Stawiam to pytanie na wstępie, bo przyznam, że gdy jakiś czas temu usłyszałem o projekcie utworzenia tutaj krajowego ośrodka szkoleniowego dla tyczkarek, byłem głęboko pesymistyczny. Może mam już taką naturę, ale wydawało się to nieprawdopodobne. Bo skąd wziąć środki, wyposażenie, trenerów i wreszcie prawdziwe, wielkie talenty?
Sama idea pojawiła się jakieś dwa lata temu z inspiracji świetnego trenera skoku o tyczce Edwarda Szymczaka oraz byłego szefa warszawskiej Legii Janusza Żbikowskiego. Ten ostatni tak mocno wziął sobie ten projekt do serca, że wielu ludzi przekonał, nawet mnie. Pasja jest, jak wiadomo, zaraźliwa.
Dlaczego tyczka i dlaczego w Mławie?
Otóż Mława ma świetne, centralne położenie, przy trasie między Warszawą a Gdańskiem, ma też dobre połączenia kolejowe i drogowe. Pagórkowate tereny leśne na terenie miasta sprzyjają biegom i ćwiczeniom kondycyjnym. W pobliżu stadionu jest też hotel, pływalnia, siłownia i duży teren na dalsze inwestycje. Po dwuletnim okresie szkolenia w Mławie pojawiły się prawdziwe talenty. Są to dzieci (tzw. „krasnoludki”) i młodzicy, widoczni już na imprezach makroregionalnych.

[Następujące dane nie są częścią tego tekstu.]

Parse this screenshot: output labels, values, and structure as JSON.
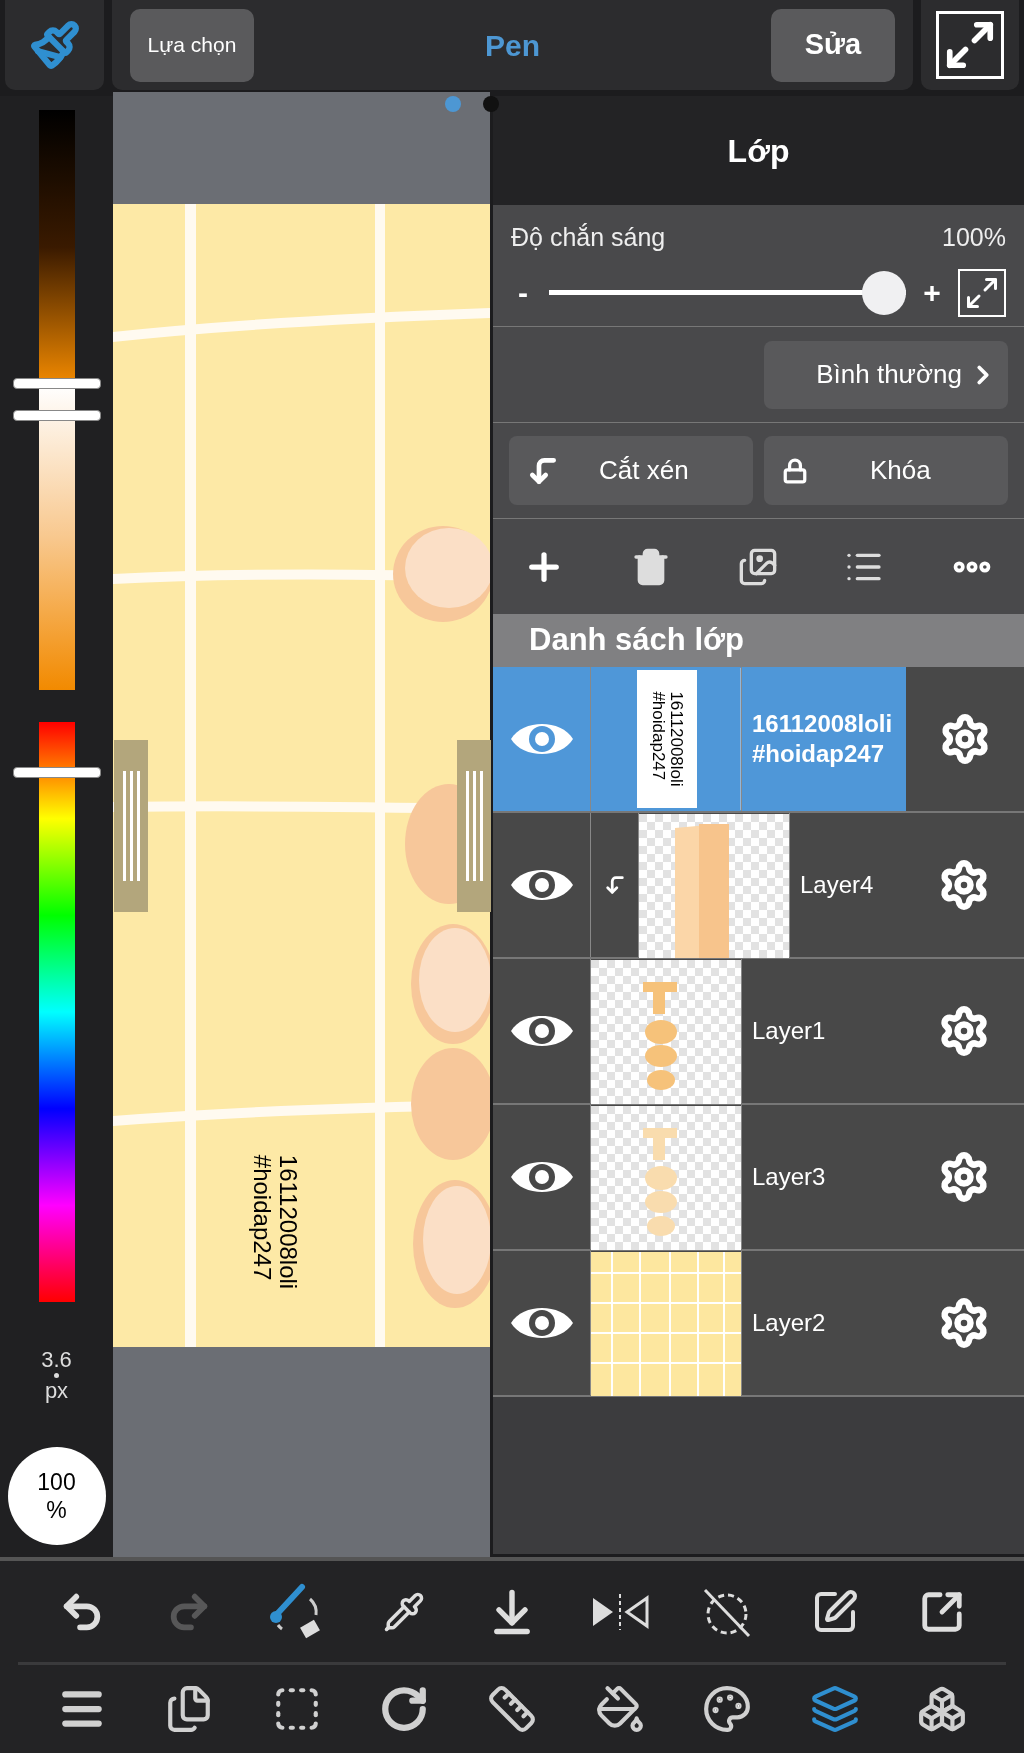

W szczególności wymienić należy 13-letnią Gabrysię Goschorską, która już jest w swojej grupie wiekowej jedną z najlepszych tyczkarek w Polsce. Skacze w granicach rekordu Polski w tej kategorii. Także 15-letni David Ostrowski we wrześniu tego roku został srebrnym medalistą Makroregionalnych Mistrzostw Polski Młodzików w skoku o tyczce. Nagradzał go sam Tomasz Majewski.

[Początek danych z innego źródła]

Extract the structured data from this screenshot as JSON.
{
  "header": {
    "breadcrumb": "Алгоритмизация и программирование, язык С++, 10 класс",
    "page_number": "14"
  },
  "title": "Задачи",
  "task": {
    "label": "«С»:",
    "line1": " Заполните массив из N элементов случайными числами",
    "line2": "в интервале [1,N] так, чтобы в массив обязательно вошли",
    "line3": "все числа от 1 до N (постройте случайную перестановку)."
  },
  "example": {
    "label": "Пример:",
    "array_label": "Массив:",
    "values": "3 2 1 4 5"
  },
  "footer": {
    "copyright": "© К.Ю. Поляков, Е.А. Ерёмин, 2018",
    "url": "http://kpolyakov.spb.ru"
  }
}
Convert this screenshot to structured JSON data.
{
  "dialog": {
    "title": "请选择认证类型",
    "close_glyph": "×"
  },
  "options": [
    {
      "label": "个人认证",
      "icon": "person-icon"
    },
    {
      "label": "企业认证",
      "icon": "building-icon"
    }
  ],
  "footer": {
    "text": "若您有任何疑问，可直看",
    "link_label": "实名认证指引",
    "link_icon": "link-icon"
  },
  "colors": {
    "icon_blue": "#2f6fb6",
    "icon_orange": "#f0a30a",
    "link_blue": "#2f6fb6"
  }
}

Tajniki tej arcytrudnej konkurencji opanowują świetnie inni młodzicy jak 14-letni Mikołaj Łatka, czy 13-letni Patryk Berda. Ten sport wymaga od swoich mistrzów kociej zręczności oraz niezwykle twardej psyche. Zatem potrzebni są świetni trenerzy. Wspomniałem już Edwarda Szymczaka. To postać wielkiego formatu, wychował między innymi tak wybitnych tyczkarzy jak Mikołaj Kozakiewicz, Marian Kolasa, Mirosław Chmara, także Monika Pyrek czy Anna Rogowska, gwiazdy światowej tyczki. Trenuje u niego obecnie rekordzistka Izraela. Pan Szymczak jest szefem szkolenia w Mławskiej Akademii Lekkoatletycznej, dokąd dojeżdża z Gdyni. Ale także nasi sportowcy dojeżdżają do niego na AWF w Gdańsku.
Drugą wybitną postacią jest sam Janusz Żbikowski, kiedyś przecież także sportowiec-sprinter oraz wielokrotnie nagradzany trener młodzieży lekkoatletycznej. Wielu jego wychowanków wygrywało w mistrzostwach Polski, startowało w reprezentacji kraju, w różnych kategoriach wiekowych. Na Igrzyskach Olimpijskich w Montrealu w 1976 roku jego wychowankowie zdobyli srebrny medal w sztafecie 4 x 400 metrów mężczyzn (Jan Werner, Zbigniew Jaremski, Jerzy Pietrzyk, Ryszard Podlas). W latach 1986–1992 był szefem CWKS Legia Warszawa i w tamtych latach ten klub należał do najsilniejszych klubów sportowych Europy. Janusz Żbikowski obecnie mieszka w swoim rodzinnym domu w Mławie. Na cmentarzu parafialnym spoczywają jego rodzice, dziadkowie i pradziadkowie. Nadal regularnie uprawia jogging, pływanie i jazdę na rowerze. Lubi też marzyć i wierzy w to, że marzenia się spełniają.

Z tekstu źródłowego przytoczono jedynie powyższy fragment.